In Hilco Capital v Harrington, the employee won her claim for unfair dismissal because of whistleblowing. She did not apply for any new jobs before the remedy hearing. There had been suitable jobs she could have applied for. However, she said it would have been pointless to apply because any company would have stigmatised her as a whistleblower and not given her the job (once she had explained why she had lost her old job). The tribunal said that her failure to apply for jobs was not an unreasonable failure to mitigate her losses. The tribunal awarded her £244,328.45.The employer appealed, saying the tribunal had made a legal error by awarding stigma damages without the employee providing any evidence to support that suspicion.

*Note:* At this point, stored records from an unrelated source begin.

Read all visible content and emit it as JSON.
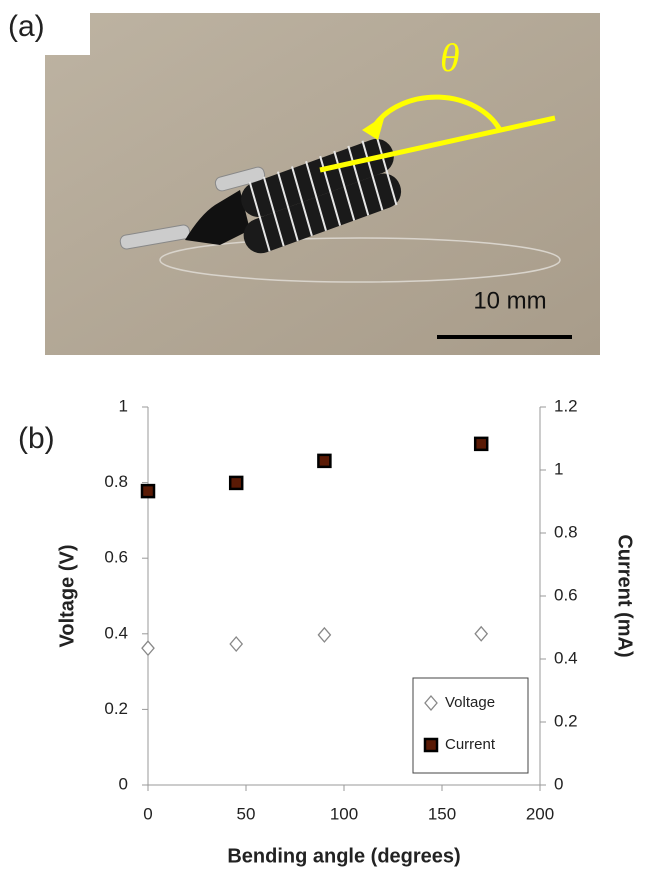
{
  "panel_a": {
    "label": "(a)",
    "angle": "θ",
    "scale_bar": "10 mm"
  },
  "chart_data": {
    "type": "scatter",
    "panel_label": "(b)",
    "x_label": "Bending angle (degrees)",
    "y_label": "Voltage (V)",
    "y2_label": "Current (mA)",
    "x": [
      0,
      45,
      90,
      170
    ],
    "series": [
      {
        "name": "Voltage",
        "color": "#888888",
        "marker": "open-diamond",
        "values": [
          0.362,
          0.373,
          0.397,
          0.4
        ]
      },
      {
        "name": "Current",
        "color": "#000000",
        "marker": "square",
        "axis": "y2",
        "values": [
          0.933,
          0.959,
          1.029,
          1.083
        ]
      }
    ],
    "xlim": [
      0,
      200
    ],
    "xticks": [
      0,
      50,
      100,
      150,
      200
    ],
    "ylim": [
      0,
      1
    ],
    "yticks": [
      0,
      0.2,
      0.4,
      0.6,
      0.8,
      1
    ],
    "y2lim": [
      0,
      1.2
    ],
    "y2ticks": [
      0,
      0.2,
      0.4,
      0.6,
      0.8,
      1,
      1.2
    ],
    "grid": false,
    "legend": "lower right"
  }
}
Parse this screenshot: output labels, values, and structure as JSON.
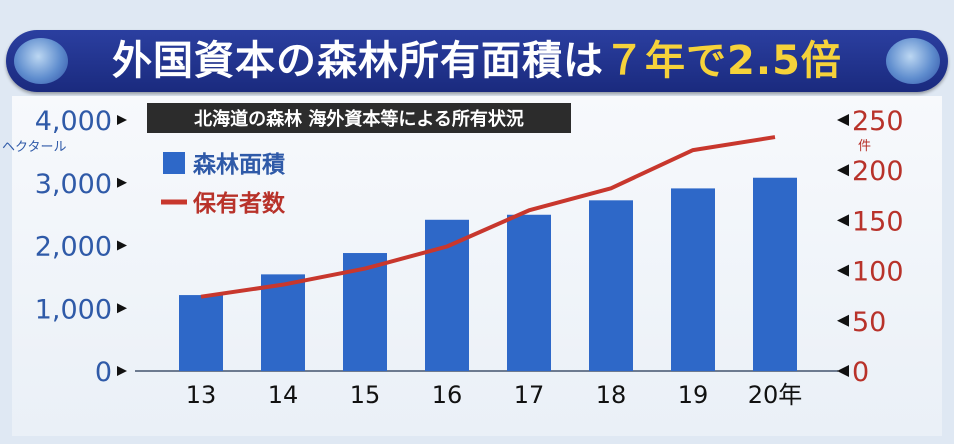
{
  "title": {
    "main": "外国資本の森林所有面積は",
    "highlight": "７年で2.5倍"
  },
  "chart_data": {
    "type": "bar",
    "subtitle": "北海道の森林 海外資本等による所有状況",
    "categories": [
      "13",
      "14",
      "15",
      "16",
      "17",
      "18",
      "19",
      "20年"
    ],
    "series": [
      {
        "name": "森林面積",
        "type": "bar",
        "axis": "left",
        "color": "#2e68c8",
        "values": [
          1210,
          1540,
          1880,
          2410,
          2490,
          2720,
          2910,
          3080
        ]
      },
      {
        "name": "保有者数",
        "type": "line",
        "axis": "right",
        "color": "#c8372d",
        "values": [
          74,
          86,
          102,
          124,
          160,
          182,
          220,
          233
        ]
      }
    ],
    "y_left": {
      "unit": "ヘクタール",
      "ylim": [
        0,
        4000
      ],
      "tick_labels": [
        "0",
        "1,000",
        "2,000",
        "3,000",
        "4,000"
      ],
      "color": "#2f5aa8"
    },
    "y_right": {
      "unit": "件",
      "ylim": [
        0,
        250
      ],
      "tick_labels": [
        "0",
        "50",
        "100",
        "150",
        "200",
        "250"
      ],
      "color": "#b8322a"
    },
    "legend": "top-left"
  }
}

The EAT agreed with the employer. The onus was on the employer to prove that the employee has not properly mitigated their losses. A failure to look for work at all could well amount to a failure to mitigate loss unless there is a good explanation for it. It was the tribunal’s job to decide in this case whether it was such a failure. The EAT said that making no job applications wasn’t necessarily fatal if the employee had put forward other evidence which supported her concerns about being stigmatised by the whistleblowing. In other successful cases, employees had made some applications, and failed, which supported their assertions that they were being marginalised in looking for work. Here, the employee had not applied for a single job in three years. She had failed to mitigate her losses, because there was no evidence, or findings of fact, to support her assertions that job seeking would have been pointless.
This case serves as a reminder to both employers and employees that employees are required to look for alternative work if they have been unfairly dismissed. In this case, the employee had not applied for a single job in three years. In the absence of any evidence to support why this was reasonable, it was not. She had failed to mitigate her losses and the employer was not required to pay for associated losses.
Mainali v New Godalming Sushi Limited
Is it harassment to text a colleague in the wee small hours? Not according to Mainali v New Godalming Sushi Limited. Mr Mainali was a sushi chef in business with a colleague, Mr Lohani, to provide sushi at Waitrose. Mr Lohani was the main shareholder in the business. Relationships deteriorated. Mr Lohani sent a rota to staff on a group WhatsApp after midnight. Mr Mainali was furious, saying it was wrong to bother staff at that time of night. He told Mr Lohani to ‘go f*** yourself’. Relations further deteriorated, including a scuffle on Waitrose shop floor. The employee left the business. He brought claims in the employment tribunal for discrimination, saying the late-night message had been a deliberate attempt to disturb him and persuade him to leave his job. The tribunal didn’t agree. The judge accepted that the rota was sent in a group chat, rather than to the employee only. They also accepted Mr Lohani’s evidence that he had no intention to disturb and expected colleagues to read the rota at their leisure.
Even in dramatic cases with obviously unreasonable behaviour by an employee, there is some learning. Employers, and managers in particular, should seriously consider the timing of messages sent to employees, especially communications made to private phones. In this case, the facts did not support the employee’s claims. However, in other cases, late-night messages to private mobiles could be construed as oppressive. Make sure messages are sent to work email accounts if possible. Tell employees they can (and should) switch off work devices outside work hours. Ensure managers know the potential pitfalls associated with overstepping the divide between home and work.